Analytical Sciences

Abstract − Analytical Sciences, 30(10), 1023 (2014).

Real-time Noninvasive Monitoring of UV Light-induced Cell Death by the Deflection of a Probe Beam
Xing-Zheng WU,* Tomohisa KATO,** and Satoshi TERADA**
*Department of Life, Environmental and Materials Science, Faculty of Engineering, Fukuoka Institute of Technology, 3-30-1 Wajiro-higashi, Higashi, Fukuoka 811-0295, Japan
**Department of Applied Chemistry and Biotechnology, School of Engineering, University of Fukui, 3-9-1 Bunkyo, Fukui 910-8507, Japan
Cell death and its deregulation characterize numerous human diseases. Here, we report on real-time noninvasive monitoring of UV light-induced cell death by the deflection of a probe beam. UV light of 330 – 370 nm from a high-pressure Hg lamp illuminated cultured HepG2 cells, and at the same time a probe beam from a diode laser was passed through a vicinity of the HepG2 cell. The deflection signal of the probe beam, which was induced by changes of the concentration gradients in processes of the active materials movements across the cell membrane, was monitored.
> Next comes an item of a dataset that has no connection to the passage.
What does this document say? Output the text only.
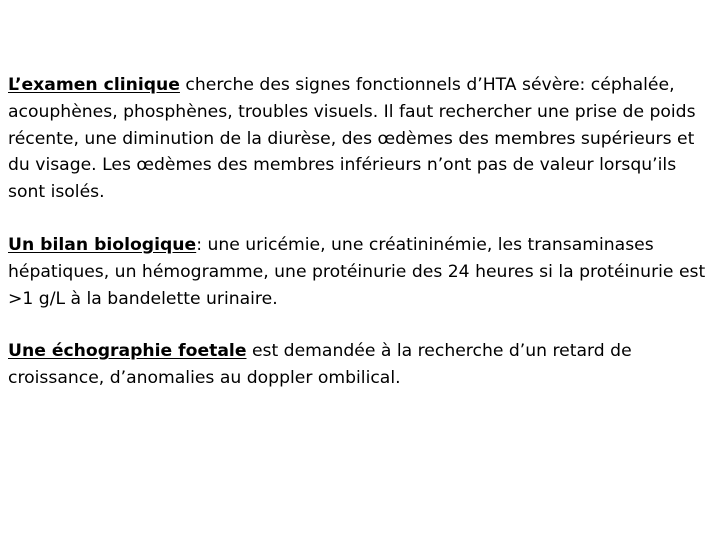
L’examen clinique cherche des signes fonctionnels d’HTA sévère: céphalée, acouphènes, phosphènes, troubles visuels. Il faut rechercher une prise de poids récente, une diminution de la diurèse, des œdèmes des membres supérieurs et du visage. Les œdèmes des membres inférieurs n’ont pas de valeur lorsqu’ils sont isolés.

Un bilan biologique: une uricémie, une créatininémie, les transaminases hépatiques, un hémogramme, une protéinurie des 24 heures si la protéinurie est >1 g/L à la bandelette urinaire.

Une échographie foetale est demandée à la recherche d’un retard de croissance, d’anomalies au doppler ombilical.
It was found that the deflection signals changed greatly after UV illumination, suggesting that the materials movements across the cell membrane were greatly affected by the UV illumination. After UV illumination of about 5400 – 7400 s at a light power of 0.028 W/cm2, the deflection signals became little changed with time, suggesting that the living cells had been killed by the UV illumination. This conclusion agreed well with cell viability determinations of the traditional trypan blue method.